# Newspaper job in Singapore



## realtanu (Sep 12, 2012)

Hello all! I am considering a job with a newspaper/magazine publisher in Singapore. However, I am a bit perplexed by the job offer (which is not substantial, but is very reasonable). I am perplexed because newspapers and magazines in U.S. (where I am from) are becoming less used over time. That is, newspaper/magazine circulation in the U.S. is declining at a very rapid rate! And the advertisers are also paying less to newspapers to advertise. So newspaper companies in the U.S. are going BANKRUPT!!

Why are Singapore newspapers doing so well? Why do people in Singapore not get their news online, on a phone, or on tablet? Newspapers still seem popular in Singapore although in US/Europe, newspapers are doing TERRIBLY!

Is the culture there different? Or are newspapers also dying a slow death?

I am uncertain on taking this job because I am uncertain how long newspapers will be popular in Singapore.

Thank you


----------



## wesmant (Feb 10, 2012)

realtanu said:


> Hello all! I am considering a job with a newspaper/magazine publisher in Singapore. However, I am a bit perplexed by the job offer (which is not substantial, but is very reasonable). I am perplexed because newspapers and magazines in U.S. (where I am from) are becoming less used over time. That is, newspaper/magazine circulation in the U.S. is declining at a very rapid rate! And the advertisers are also paying less to newspapers to advertise. So newspaper companies in the U.S. are going BANKRUPT!!
> 
> Why are Singapore newspapers doing so well? Why do people in Singapore not get their news online, on a phone, or on tablet? Newspapers still seem popular in Singapore although in US/Europe, newspapers are doing TERRIBLY!
> 
> ...


When it comes to why, that's interesting. 

In a country with almost 100% internet broadband connectivity, yes, newspaper and megazine survive!

I myself at this age of 32+ y.o, have my broadband at home set with wifi for the whole flat, with smart TV connected to broadband, with my Iphone with a dozen of newsportal apps, with full broadband conectivity in office (relax office, where I can send this post now, as i am in charge), am still buying newspaper for now and then. at the very least, on saturday the adv day, where a massive advertisement for housing, jobs etc. are in place.

don't ask my technicians and technical officers, whom 40+ or 50+ in age, they are buying everyday!

so, if you ask me, Newspaper in Singapore will still be living for at least another decade!


----------



## realtanu (Sep 12, 2012)

wesmant said:


> When it comes to why, that's interesting.
> 
> am still buying newspaper for now and then. at the very least, on saturday the adv day, where a massive advertisement for housing, jobs etc. are in place.
> 
> ...


What is so special about Saturday newspapers? 
Why don't you find about real estate and jobs via the Internet?
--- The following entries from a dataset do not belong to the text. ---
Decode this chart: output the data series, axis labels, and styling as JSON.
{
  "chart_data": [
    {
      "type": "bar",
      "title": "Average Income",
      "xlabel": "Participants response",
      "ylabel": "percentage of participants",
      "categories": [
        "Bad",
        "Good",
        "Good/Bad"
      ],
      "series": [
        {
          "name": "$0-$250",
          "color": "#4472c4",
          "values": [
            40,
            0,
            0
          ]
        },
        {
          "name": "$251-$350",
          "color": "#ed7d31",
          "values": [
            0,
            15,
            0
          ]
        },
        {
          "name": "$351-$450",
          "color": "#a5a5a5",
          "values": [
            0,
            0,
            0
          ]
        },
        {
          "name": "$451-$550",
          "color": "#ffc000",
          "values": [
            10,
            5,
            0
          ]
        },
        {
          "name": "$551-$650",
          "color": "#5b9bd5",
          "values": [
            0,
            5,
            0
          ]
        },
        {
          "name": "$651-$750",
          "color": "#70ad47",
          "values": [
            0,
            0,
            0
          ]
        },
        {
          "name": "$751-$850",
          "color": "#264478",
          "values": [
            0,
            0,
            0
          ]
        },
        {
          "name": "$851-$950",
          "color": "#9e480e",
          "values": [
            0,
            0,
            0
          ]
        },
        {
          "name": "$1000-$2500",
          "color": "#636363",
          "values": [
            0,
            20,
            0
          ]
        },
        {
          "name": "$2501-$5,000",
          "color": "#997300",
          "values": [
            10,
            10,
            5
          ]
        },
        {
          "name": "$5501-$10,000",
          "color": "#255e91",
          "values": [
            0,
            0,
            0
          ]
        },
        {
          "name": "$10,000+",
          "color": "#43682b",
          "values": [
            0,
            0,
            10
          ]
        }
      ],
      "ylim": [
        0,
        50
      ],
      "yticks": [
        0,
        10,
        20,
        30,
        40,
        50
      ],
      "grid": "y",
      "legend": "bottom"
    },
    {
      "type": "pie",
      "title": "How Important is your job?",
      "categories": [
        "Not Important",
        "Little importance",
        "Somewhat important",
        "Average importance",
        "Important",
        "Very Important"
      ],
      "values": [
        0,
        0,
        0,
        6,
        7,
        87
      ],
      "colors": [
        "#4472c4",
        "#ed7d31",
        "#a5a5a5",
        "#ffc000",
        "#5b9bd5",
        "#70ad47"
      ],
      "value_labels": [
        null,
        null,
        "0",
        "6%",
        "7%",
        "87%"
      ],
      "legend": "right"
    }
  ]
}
In the U.S. all jobs have moved online. Only very low-skilled labor is generally found via newspaper. I would never find a job today via newspaper in the U.S.... I would find it via a website first.. monster . com or some other more specific websites. I found this Singapore job via a online job posting! 

Real estate in U.S. have also moved to classified. I do not know about buying real estate ( I rent ). But for renting an apartment/flat, I would find it on craigslist . com in the u.s. (its very big here). 

Thank you for this insight. its much appreciated!


----------



## simonsays (Feb 11, 2009)

and Saturday papers are so special they cost more than a daily paper - 

Oh, Singapore has this culture of 'advertise/advertise/advertise' and more advertisements to sell-sell-sell-sell .. when it comes to Marketing, and the Paper medium works well, to bring in droves of people down to you sale of the month, or special sale or whatever .. 

Bit of a cultural thingy - even the most popularly sold product believes that there is nothing than print medium, when it comes to boosting sales ..


----------



## realtanu (Sep 12, 2012)

ecureilx said:


> Bit of a cultural thingy - even the most popularly sold product believes that there is nothing than print medium, when it comes to boosting sales ..


So you go to newspaper to find sales on electronic stores, an apartment lease, a job? Why don't you use websites for this? 

Thank you for this clarity!


----------



## simonsays (Feb 11, 2009)

well, you can read the newspaper while having a dump, or when in the bus, or .. well .. during the break .. 

As for 'while in the bus' thingy - of late, my friends have started this campaign that 'eyes get bad if you read electronic media like tablets or such, while on a bus train'

Oh, while Singapore is wonderfully wired, it doesn't mean that people will spend hours searching for the deal of the day, when a flip of the paper shows today there is a hush puppies sale, or victoria secret sale or a IT / computer show with wonderful promos ..


----------



## wesmant (Feb 10, 2012)

Ecureilx has said it all. 

So, if you really are in to move to SG, this paper media thing shouldn't worry you. It's a rooted culture to read paper here even if everyone has almost all their home with fiber optic connection 

Good luck!


----------